En autorisant TF1 à diffuser gratuitement sa chaîne d’information sur la TNT, le CSA a relancé la foire d’empoigne entre le patron de BFM TV et celui de la Une.
publié le 18 décembre 2015 à 19h36

C’est un duel en passe de devenir un classique du PAF qui s’envenime. Le PDG de TF1, Nonce Paolini, et le patron et fondateur de BFM TV, Alain Weill, ont pris l’habitude de s’écharper en public et par médias interposés sur le serpent de mer du passage en gratuit de LCI. C’est finalement devenu une réalité depuis jeudi soir, le CSA ayant dit oui, après avoir d’abord dit non en juillet 2014.

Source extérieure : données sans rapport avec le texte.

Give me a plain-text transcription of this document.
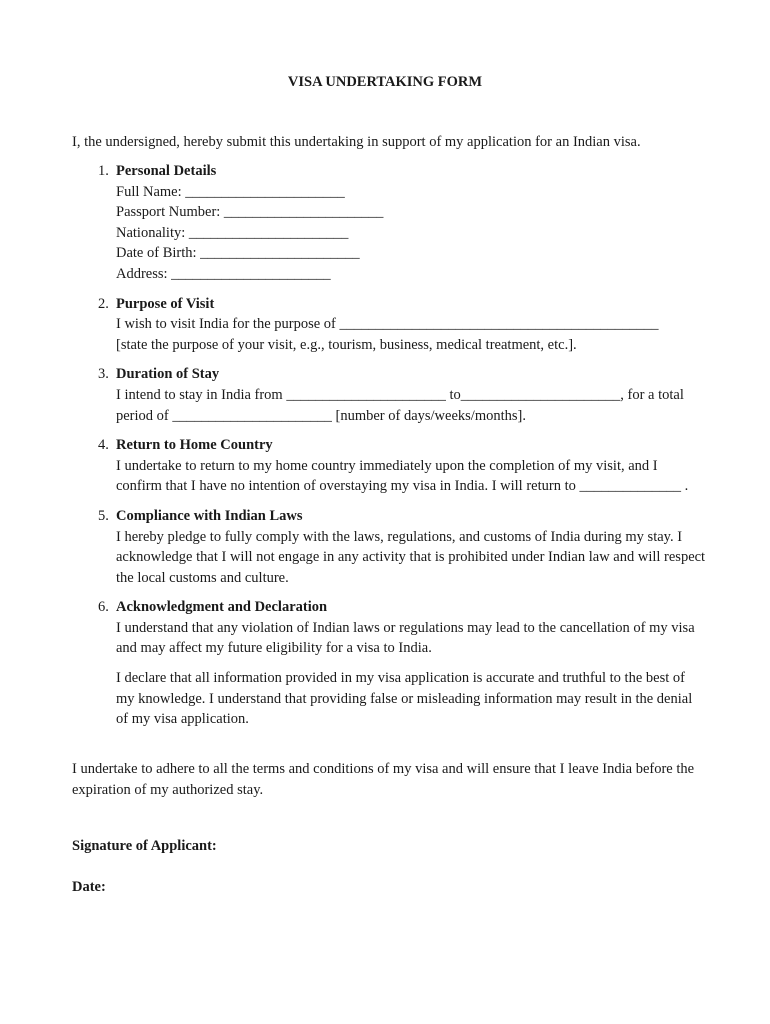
VISA UNDERTAKING FORM
I, the undersigned, hereby submit this undertaking in support of my application for an Indian visa.
1. Personal Details

Full Name: ______________________

Passport Number: ______________________

Nationality: ______________________

Date of Birth: ______________________

Address: ______________________

2. Purpose of Visit

I wish to visit India for the purpose of ____________________________________________

[state the purpose of your visit, e.g., tourism, business, medical treatment, etc.].

3. Duration of Stay

I intend to stay in India from ______________________ to______________________, for a total period of ______________________ [number of days/weeks/months].

4. Return to Home Country

I undertake to return to my home country immediately upon the completion of my visit, and I confirm that I have no intention of overstaying my visa in India. I will return to ______________ .

5. Compliance with Indian Laws

I hereby pledge to fully comply with the laws, regulations, and customs of India during my stay. I acknowledge that I will not engage in any activity that is prohibited under Indian law and will respect the local customs and culture.

6. Acknowledgment and Declaration

I understand that any violation of Indian laws or regulations may lead to the cancellation of my visa and may affect my future eligibility for a visa to India.

I declare that all information provided in my visa application is accurate and truthful to the best of my knowledge. I understand that providing false or misleading information may result in the denial of my visa application.

I undertake to adhere to all the terms and conditions of my visa and will ensure that I leave India before the expiration of my authorized stay.
Signature of Applicant:
Date:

Une décision motivée, selon le président du gendarme de l'audiovisuel, Olivier Schrameck, par le changement des conditions du marché pour la chaîne d'information à péage du groupe TF1. «Il y a dix-huit mois, il était encore possible de penser qu'une chaîne de la TNT payante pouvait trouver sa voie, a justifié le président du CSA. Faire passer LCI en gratuit à la mi-2014 aurait fragilisé BFM TV, qui n'avait pas encore trouvé la place qui est la sienne aujourd'hui.» Celle d'une chaîne dominatrice sur le créneau de l'info en continu, faisant un bénéfice de 17 millions en 2014 - et sans doute plus en 2015 -, et désormais arrimée à l'écurie Altice de Patrick Drahi (actionnaire de Libération, du groupe l'Express, etc.). Celle-ci a acquis l'été dernier 49 % de NextRadioTV, auquel appartient BFM TV, valorisant le groupe d'Alain Weill à 670 millions d'euros. Pour le patron de TF1, BFM TV comme i-Télé appartiennent à «des groupes puissants, qui investissent», ce qui écarte la crainte de voir LCI mettre en danger «des acteurs fragiles».

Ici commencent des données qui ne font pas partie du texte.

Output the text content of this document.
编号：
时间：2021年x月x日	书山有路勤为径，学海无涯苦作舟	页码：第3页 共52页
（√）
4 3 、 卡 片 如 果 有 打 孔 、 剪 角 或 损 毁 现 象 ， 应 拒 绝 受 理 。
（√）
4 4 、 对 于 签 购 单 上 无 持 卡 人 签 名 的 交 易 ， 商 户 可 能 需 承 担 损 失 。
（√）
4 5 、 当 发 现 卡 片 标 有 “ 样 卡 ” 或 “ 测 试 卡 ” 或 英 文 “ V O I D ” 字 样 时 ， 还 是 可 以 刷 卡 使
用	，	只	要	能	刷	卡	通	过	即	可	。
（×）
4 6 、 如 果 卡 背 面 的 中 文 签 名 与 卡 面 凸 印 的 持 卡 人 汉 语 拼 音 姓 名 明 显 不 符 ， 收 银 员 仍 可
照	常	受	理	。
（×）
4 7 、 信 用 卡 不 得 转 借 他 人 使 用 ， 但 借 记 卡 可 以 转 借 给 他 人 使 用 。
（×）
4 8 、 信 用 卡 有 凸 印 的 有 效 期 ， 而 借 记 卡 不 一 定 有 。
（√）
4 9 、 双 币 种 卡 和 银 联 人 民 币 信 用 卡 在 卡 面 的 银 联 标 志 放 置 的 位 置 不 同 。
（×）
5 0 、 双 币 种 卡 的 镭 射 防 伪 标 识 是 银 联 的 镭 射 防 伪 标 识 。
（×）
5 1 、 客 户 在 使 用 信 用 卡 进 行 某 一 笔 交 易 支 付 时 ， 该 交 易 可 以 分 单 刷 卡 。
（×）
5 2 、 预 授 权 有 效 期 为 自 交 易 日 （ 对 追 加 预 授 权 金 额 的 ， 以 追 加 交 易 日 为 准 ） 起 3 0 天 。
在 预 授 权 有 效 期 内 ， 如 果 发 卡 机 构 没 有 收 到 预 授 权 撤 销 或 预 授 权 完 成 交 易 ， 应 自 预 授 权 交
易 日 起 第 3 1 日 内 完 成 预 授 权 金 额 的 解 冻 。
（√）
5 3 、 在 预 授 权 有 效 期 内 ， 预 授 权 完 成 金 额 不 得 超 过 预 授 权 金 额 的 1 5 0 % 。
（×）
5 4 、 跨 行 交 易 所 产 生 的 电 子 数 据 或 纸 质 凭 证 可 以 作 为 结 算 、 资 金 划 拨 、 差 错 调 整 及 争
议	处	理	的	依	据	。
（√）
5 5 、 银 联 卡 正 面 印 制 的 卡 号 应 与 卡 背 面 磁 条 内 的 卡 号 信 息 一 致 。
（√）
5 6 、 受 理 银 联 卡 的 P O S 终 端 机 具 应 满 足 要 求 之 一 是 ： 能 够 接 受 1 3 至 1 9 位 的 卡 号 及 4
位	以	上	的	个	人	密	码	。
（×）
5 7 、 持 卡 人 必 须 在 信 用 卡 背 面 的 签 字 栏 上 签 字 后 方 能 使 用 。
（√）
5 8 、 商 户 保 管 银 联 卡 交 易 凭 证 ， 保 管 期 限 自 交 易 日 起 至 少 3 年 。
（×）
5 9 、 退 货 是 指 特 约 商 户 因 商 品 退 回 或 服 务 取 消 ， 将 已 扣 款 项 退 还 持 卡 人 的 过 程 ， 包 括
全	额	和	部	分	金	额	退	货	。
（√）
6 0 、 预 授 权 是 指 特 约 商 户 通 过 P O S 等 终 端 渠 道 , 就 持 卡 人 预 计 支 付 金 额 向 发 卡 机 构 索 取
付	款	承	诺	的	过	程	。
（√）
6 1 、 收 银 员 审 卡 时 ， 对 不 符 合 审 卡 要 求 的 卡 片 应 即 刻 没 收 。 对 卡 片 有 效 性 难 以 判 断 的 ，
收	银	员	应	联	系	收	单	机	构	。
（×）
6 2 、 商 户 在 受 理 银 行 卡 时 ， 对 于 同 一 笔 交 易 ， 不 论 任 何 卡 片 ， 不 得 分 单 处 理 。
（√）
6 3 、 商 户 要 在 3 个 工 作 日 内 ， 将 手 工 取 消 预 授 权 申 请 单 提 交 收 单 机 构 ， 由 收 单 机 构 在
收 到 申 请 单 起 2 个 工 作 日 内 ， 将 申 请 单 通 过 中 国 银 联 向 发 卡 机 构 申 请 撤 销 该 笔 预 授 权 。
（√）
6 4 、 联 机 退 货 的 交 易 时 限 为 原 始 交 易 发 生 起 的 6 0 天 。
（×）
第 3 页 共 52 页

«Politique». Malgré cette situation favorable pour BFM TV, vendredi matin, Alain Weill a attaqué bille en tête le CSA, qu'il soupçonne d'avoir cédé à des pressions extérieures. «Le CSA, par deux fois, a dit dans le passé qu'il n'y avait pas la place pour trois chaînes, c'est à n'y rien comprendre», a-t-il déploré sur France Info avant d'annoncer qu'il ira «personnellement» déposer un recours devant le Conseil d'Etat.

Pour Alain Weill, il s'agit d'une «décision politique». «A l'approche de l'élection présidentielle, on sent qu'il y a une vraie tension autour des chaînes d'information», a-t-il expliqué au site Puremédias. A BFM, certains y voient la main de l'Elysée, une «envie de contrer l'influence et la puissance» acquise par la chaîne. Une volonté «d'affaiblir les chaînes d'info» en ruinant leur modèle économique. «A deux, ça passe difficilement, puisque BFM TV s'en sort, mais i-Télé perd de l'argent depuis quinze ans. Donc, à trois, on ne s'en sortira pas bien. Et à quatre, c'est sans doute assez impossible.» Une allusion à la chaîne d'info en continu que prépare France Télévisions et que le CSA a validée, selon lui, en nommant à la tête du groupe audiovisuel public Delphine Ernotte. Laquelle avait fait de ce projet un des points forts de sa candidature.

«Ce que pensent mes concurrents m'est totalement égal», a répliqué le PDG de TF1, Nonce Paolini, sur RTL, selon lequel il n'y a pas eu de «pression politique. On n'a fait aucune pression et le CSA est indépendant», a-t-il affirmé en dépit de l'intense lobbying déployé par la chaîne et de la menace que TF1 laissait planer sur la fermeture de la chaîne en cas de nouveau refus du CSA. Afin de rassurer le gendarme de l'audiovisuel, TF1 s'est engagé à mettre l'accent sur l'analyse (pas plus de 30 % de temps d'antenne pour les journaux télévisés de LCI) et à ne proposer aucun couplage publicitaire ni promotion croisée avec TF1 et les autres chaînes du groupe sur la TNT. «Tout ça, c'est bidon. Ils feront une chaîne d'information qui marche, et il n'y a pas cinquante systèmes : quand l'actualité est chaude, on fait pas une chronique sur la consommation ou la santé», estime de son côté Alain Weill, pour qui l'arrivée de deux nouvelles chaînes d'info gratuites sur la TNT va «renforcer les acteurs historiques dominants, TF1 et France Télévisions».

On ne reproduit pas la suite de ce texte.